In 1998 the former chief meteorologist of Thailand said “a tsunami is going to occur for sure”. Smith Dharmasaroja was called a mad dog for that. On Sunday 26 December 2004, after the earthquake but before the tsunami hit Thailand, he tried again to warn the Thai meteorological department, but could not get them to respond. (A case of denial and damage, just as happened years before in the U.S. regarding hurricanes.)
How did Mr. Smith know? He didn't accept the received wisdom that earthquakes off Indonesia would only happen on the other side of Sumatra from Thailand. He studied seismology and discovered there was a fault line that would put the Thai tourist resort Phuket in the direct path of a tsunami.
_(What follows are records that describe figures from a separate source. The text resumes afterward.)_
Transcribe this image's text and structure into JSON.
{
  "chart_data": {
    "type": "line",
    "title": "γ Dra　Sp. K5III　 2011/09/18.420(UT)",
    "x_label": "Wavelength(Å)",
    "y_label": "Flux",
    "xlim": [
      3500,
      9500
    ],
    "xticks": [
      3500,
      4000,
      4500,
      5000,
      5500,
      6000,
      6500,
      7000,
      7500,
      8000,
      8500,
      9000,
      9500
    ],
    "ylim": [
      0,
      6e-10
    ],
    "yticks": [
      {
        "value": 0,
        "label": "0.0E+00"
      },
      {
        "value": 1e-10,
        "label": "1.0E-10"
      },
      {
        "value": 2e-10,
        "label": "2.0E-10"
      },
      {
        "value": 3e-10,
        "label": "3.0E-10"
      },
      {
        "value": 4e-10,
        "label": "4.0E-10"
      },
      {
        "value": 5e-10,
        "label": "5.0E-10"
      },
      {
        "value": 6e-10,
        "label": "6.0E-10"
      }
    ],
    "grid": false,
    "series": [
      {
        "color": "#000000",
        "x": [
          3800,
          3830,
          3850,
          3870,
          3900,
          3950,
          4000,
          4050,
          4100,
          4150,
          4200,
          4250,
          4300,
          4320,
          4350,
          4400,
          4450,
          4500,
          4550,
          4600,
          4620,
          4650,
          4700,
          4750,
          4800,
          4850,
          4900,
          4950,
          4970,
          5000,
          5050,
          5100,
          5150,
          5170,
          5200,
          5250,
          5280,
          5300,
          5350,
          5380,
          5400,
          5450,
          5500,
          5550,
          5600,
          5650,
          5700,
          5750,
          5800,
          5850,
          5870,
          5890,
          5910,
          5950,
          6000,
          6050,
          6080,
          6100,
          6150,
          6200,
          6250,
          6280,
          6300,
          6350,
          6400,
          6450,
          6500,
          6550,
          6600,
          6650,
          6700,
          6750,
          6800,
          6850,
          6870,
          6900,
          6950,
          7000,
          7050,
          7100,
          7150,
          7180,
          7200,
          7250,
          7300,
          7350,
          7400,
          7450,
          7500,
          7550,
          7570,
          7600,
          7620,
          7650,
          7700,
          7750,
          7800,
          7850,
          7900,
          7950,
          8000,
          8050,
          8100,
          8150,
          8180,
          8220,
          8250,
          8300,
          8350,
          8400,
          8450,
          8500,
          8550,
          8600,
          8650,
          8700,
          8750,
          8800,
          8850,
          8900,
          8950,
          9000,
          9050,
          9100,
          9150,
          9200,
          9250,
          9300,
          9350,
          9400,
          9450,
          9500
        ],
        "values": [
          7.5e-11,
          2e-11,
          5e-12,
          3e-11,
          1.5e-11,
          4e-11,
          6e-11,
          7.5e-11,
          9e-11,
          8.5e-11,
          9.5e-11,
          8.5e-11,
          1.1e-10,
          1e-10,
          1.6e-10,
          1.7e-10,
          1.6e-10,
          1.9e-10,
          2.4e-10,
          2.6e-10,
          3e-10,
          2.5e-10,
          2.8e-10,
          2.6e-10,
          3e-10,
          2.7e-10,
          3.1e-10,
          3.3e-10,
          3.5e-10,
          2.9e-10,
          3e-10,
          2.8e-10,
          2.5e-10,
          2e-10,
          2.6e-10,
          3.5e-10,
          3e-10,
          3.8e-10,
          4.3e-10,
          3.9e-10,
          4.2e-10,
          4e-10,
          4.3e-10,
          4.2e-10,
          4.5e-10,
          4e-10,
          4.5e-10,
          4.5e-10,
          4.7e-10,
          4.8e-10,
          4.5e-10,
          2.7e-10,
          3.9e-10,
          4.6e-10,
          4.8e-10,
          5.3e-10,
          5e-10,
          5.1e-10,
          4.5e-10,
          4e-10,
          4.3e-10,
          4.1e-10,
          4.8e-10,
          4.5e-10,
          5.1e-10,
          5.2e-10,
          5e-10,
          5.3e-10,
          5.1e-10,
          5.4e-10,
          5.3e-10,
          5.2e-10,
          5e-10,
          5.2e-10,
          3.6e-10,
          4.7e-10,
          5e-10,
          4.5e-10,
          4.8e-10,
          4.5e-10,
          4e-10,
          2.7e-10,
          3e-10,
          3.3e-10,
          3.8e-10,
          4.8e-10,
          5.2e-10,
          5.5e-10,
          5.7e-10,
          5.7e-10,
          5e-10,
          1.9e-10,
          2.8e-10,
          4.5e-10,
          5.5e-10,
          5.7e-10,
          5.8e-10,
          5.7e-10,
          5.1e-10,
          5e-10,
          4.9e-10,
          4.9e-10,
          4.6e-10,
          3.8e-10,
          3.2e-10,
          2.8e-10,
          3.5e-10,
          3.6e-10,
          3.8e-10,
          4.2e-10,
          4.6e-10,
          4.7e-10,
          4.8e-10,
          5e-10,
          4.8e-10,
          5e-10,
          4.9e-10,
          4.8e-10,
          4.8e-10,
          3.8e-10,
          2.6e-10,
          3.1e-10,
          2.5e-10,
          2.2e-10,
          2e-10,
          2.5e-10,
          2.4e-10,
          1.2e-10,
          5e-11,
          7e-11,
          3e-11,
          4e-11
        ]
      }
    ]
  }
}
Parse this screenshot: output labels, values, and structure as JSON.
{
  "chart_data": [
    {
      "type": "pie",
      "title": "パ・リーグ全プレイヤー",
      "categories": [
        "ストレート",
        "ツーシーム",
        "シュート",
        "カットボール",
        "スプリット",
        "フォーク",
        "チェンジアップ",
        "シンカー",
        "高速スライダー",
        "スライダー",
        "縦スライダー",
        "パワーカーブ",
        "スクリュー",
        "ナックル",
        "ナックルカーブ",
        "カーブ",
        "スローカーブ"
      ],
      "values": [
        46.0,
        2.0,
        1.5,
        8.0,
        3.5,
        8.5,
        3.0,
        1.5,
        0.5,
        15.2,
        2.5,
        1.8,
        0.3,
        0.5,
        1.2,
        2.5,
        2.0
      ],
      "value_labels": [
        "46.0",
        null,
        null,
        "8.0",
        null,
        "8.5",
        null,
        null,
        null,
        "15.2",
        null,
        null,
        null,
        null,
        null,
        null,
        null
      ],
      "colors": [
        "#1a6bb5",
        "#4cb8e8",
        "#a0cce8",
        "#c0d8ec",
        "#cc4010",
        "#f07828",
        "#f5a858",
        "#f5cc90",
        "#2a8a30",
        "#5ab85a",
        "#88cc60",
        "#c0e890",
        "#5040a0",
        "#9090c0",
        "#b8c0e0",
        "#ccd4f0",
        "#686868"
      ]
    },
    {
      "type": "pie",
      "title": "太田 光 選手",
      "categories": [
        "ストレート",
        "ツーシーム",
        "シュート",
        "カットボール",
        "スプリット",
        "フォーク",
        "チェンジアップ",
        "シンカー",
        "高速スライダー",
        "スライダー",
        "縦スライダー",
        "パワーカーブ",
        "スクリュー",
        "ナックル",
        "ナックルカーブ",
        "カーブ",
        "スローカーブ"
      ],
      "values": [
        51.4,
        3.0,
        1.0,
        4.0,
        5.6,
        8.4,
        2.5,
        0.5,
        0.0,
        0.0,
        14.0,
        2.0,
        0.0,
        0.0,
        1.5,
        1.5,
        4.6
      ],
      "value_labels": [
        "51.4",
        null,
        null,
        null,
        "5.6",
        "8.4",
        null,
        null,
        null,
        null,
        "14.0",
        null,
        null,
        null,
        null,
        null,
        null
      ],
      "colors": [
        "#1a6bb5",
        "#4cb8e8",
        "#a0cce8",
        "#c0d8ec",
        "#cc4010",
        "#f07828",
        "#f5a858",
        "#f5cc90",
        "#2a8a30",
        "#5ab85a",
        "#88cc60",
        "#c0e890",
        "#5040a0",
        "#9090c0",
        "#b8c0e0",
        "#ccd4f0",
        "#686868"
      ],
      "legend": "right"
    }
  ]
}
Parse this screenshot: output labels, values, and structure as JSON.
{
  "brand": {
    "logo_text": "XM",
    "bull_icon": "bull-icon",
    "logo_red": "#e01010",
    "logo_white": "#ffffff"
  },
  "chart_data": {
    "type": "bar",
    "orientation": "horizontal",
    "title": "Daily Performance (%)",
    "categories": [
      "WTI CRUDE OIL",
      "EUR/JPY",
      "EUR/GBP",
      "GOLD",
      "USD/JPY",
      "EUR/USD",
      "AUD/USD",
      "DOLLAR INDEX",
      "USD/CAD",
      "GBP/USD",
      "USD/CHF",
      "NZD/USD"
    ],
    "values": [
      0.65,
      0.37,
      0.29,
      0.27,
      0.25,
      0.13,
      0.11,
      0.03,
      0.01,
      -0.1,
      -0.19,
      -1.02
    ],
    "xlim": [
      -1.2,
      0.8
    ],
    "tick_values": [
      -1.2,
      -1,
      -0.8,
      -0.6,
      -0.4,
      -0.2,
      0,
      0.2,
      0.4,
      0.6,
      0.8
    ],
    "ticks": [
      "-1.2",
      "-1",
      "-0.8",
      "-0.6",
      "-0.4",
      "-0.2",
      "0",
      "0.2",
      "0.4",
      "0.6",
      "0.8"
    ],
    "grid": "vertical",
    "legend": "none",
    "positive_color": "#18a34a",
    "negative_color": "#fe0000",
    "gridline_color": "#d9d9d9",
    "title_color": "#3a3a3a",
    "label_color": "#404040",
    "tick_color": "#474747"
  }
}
His public warning in 1998 was after a tsunami from the same fault hit Papua New Guinea (the Aitapa tsunami of Friday 17 July 1998; there was no tsunami warning system for that part of the Pacific at that time, either).
"You'd really have to go digging into very old historical records and the scientific literature and extrapolate from what's there to find that yes, there could be effects (leading to tsunamis) in Thailand," says Phil Cummins, a seismologist who studies the region at Australia's national geological agency. "But he was correct."
Two weeks after the 2004 tsunami, the Thai government called Smith Dharmasaroja out of retirement to head its new tsunami warning system.
The economic damages of the 2004 tsunami are estimated at $14 billion by Munich Re, the world's largest reinsurer. Maybe it would be prudent to do some historical exploration and to set up an early warning system for Internet events that could cause $50 to $100 billion in economic damages.